Теперь ей можно было смотреть на него, она его о деле расспрашивала, и она смотрела, ловя всякий жест, вот улыбку эту жалкую, кляня его в душе и жалея, ненавидя и жалея, — ну что с собой сделал дуралей — ну вот улыбается, жалкий-прежалкий, а все-таки и сейчас красивый, нет, не красивый, не красавчик, а просто смотреть на него приятно, — открытый он, синеглазый, улыбчивый и, если знать, беззащитный. Она многое о нем знала. Она догадывалась, что он из тех, которых ведут за ручку. Мама вела, жена повела, дружки тянули в разные стороны. Но жилось легко, празднично даже, и он не научился вырывать руку. До поры до времени так жилось. А вот теперь…
— Куда же все-таки теперь-то тебя за ручку привели? — спросила она, не умея быть милосердной, так изныла душа, глядя на него.
— Он будет у нас референтом, — сказал Захар. — Точнее, переводчиком. И у нас и в республиканском ССОДе, благо наши конторы в одном здании. Нам и им давно нужен был квалифицированный переводчик и именно мужчина, а не дамочки эти, чик-чирикающие. Восток все-таки сюда тяготеет, Азия здесь. Иной иностранец просто понять не может, как это в его номер входит женщина, а потом по стране с ним мотается. Он начинает, так сказать, вибрировать.
— Объяснил. Смотря какая женщина. У меня бы не повибрировал.
— Но не бить же всех наших гостей по щекам.
— Словом, как я поняла, слуга двух господ?
— А что тут плохого? — Захар весело подмигнул приунывшему другу. — Ты смотрел, Ростик, по телеку пьесу Карло Гольдони «Слуга двух господ»?
— Мы еще в Москве с Леной эту пьесу вспомнили. — Знаменский ссутулился, отвечал не поднимая головы. — Да, да… А все-таки доконало меня это виски. Прав ты был, нельзя пить в такую жару.
— Сейчас отвезу тебя в гостиницу. А хочешь, укладывайся прямо здесь, в саду. Через минуту будет тебе раскладушка. Такой перепад температур, тут и без виски притомишься.
— Нет, нет, я в гостиницу, там, кажется, неплохо. — Знаменский поднялся, развел плечи.

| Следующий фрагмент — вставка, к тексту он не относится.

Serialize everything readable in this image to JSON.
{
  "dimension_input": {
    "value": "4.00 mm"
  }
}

— Представляешь, — глянул на жену Захар, — едва администраторша его увидела, как тут же предоставила «люкс».
— Представляю. А ты как думал? Ведь это же Ростислав Знаменский!

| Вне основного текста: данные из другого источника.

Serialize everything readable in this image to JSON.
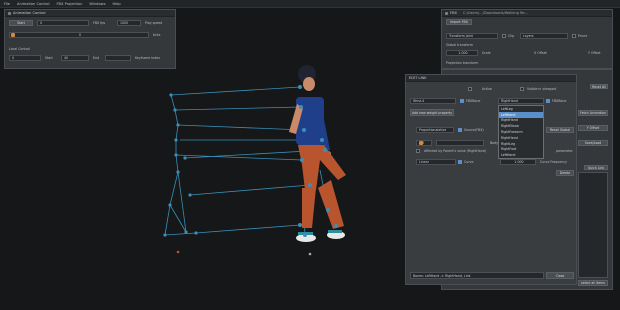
{
  "menubar": [
    "File",
    "Animation Control",
    "FBX Projection",
    "Windows",
    "Help"
  ],
  "anim_panel": {
    "title": "Animation Control",
    "play_label": "Start",
    "frame_value": "0",
    "fbx_fps_label": "FBX fps",
    "fps_value": "1000",
    "play_speed_label": "Play speed",
    "frame_slider_value": "0",
    "frame_slider_unit": "ticks",
    "section": "Local Control",
    "start_value": "0",
    "start_label": "Start",
    "end_value": "40",
    "end_label": "End",
    "keyframe_label": "Keyframe Index"
  },
  "fbx_panel": {
    "title": "FBX",
    "path": "C:/Users/.../Downloads/Walking Re...",
    "import_label": "Import FBX",
    "transform_label": "Transform Joint",
    "clip_label": "Clip",
    "layers_label": "Layers",
    "prune_label": "Prune",
    "section_transform": "Global transform",
    "scale_value": "1.000",
    "scale_label": "Scale",
    "x_offset_label": "X Offset",
    "y_offset_label": "Y Offset",
    "section_projection": "Projection transform",
    "reset_label": "Reset All",
    "find_label": "Find all",
    "rotate_label": "Rotate",
    "right_btn_1": "Fetch Animation",
    "right_btn_2": "Y Offset",
    "right_btn_3": "Save/Load",
    "quick_label": "Quick Link",
    "select_all_label": "select all items"
  },
  "edit_link": {
    "title": "EDIT LINK",
    "active_label": "Active",
    "visible_label": "Visible in viewport",
    "source_value": "Wrist.4",
    "fbx_bone_label": "FBXBone",
    "target_value": "RightHand",
    "fbx_bone_label_2": "FBXBone",
    "add_weight_label": "Add new weight property",
    "reset_label": "Reset",
    "prop_value": "Proportionalative",
    "source_fbx_label": "Source(FBX)",
    "reset_global_label": "Reset Global",
    "small_value": "-40",
    "body_part_label": "Bodytype",
    "parameter_label": "parameter",
    "affected_label": "Affected by Parent's value (RightHand)",
    "linear_value": "Linear",
    "curve_label": "Curve",
    "curve_value": "1.000",
    "curve_freq_label": "Curve Frequency",
    "delete_label": "Delete",
    "footer_text": "Bones: LeftHand -> RightHand, Link",
    "close_label": "Close",
    "dropdown_items": [
      "LeftLeg",
      "LeftHand",
      "RightHand",
      "RightElbow",
      "RightForearm",
      "RightHand",
      "RightLeg",
      "RightFoot",
      "LeftHand"
    ],
    "dropdown_selected": 1
  },
  "colors": {
    "accent": "#d08c3c",
    "selection": "#5b8fc9",
    "skeleton": "#3a8fb7"
  }
}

Слова — что слова? — важен голос. У женщин всего важнее голос, каким они произносят свои слова, рождающие часто совсем пустенькие, скользящие фразы. Но — голос.

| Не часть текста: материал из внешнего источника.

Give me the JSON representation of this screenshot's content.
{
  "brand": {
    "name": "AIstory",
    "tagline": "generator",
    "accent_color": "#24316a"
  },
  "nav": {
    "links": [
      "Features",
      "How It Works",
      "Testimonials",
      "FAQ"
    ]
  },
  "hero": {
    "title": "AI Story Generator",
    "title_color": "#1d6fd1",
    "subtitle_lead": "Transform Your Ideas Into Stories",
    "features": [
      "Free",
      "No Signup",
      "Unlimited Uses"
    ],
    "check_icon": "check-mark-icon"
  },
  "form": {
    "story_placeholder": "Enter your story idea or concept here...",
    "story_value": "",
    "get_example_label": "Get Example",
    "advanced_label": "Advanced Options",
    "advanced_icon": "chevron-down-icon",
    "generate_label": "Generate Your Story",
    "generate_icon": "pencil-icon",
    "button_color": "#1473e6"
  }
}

— Нина, — тихонько окликнул жену Захар Чижов.
— Что — Нина? Трудно ему здесь будет, вот я о чем подумала. Зря ты его сюда вытащил.
— Но здесь мы, его друзья. А где-то же надо ему работать.
— Трудно, трудно ему здесь будет, — сказала Нина, упрямясь и как-то вдруг постарев; вокруг губ, оказывается, у нее множество угнездилось морщинок.
Знаменский слушал своих друзей, мужа и жену, молчал. Он в звук отлетевший Нининого голоса все вслушивался, не умея понять, отчего такая тоска на него навалилась, еще безысходнее, еще беспросветнее. Он вслушивался и в эти постанывающие звуки, идущие из глубины сада, из самой земли. Тоскливые звуки.
— Поехали, Захар, — сказал он. — А то и сам доберусь, отвыкать надо от машины.
— Зачем же, пригони сюда свою, — сказала Нина.
— Не подойдет, пожалуй. У меня «мерседес».
— Да, пожалуй, не подойдет. И «люкс» тоже. Я подыщу тебе комнату на частной квартире. Поручаешь?
— С окном в сад?
— И даже на горы.
— Согласен, Ниночка.
— Ты только не горюй, не вешай нос.
— Согласен, не буду.
— А я сбегу. К геологам. Вот увидите!
Знаменский и Чижов вышли за калитку, пошли к машине.
— Не может забыть нашего мальчика, — шепнул Захар, оглядываясь, рукой помахав жене.
И она от калитки махала, вдруг оживившаяся, вытянувшаяся, откуда-то взявшийся ветер подхватывал ее легкое платье. Она крикнула:
— Ростик, не исчезай! Эй, «слуга двух господ», приходи обедать!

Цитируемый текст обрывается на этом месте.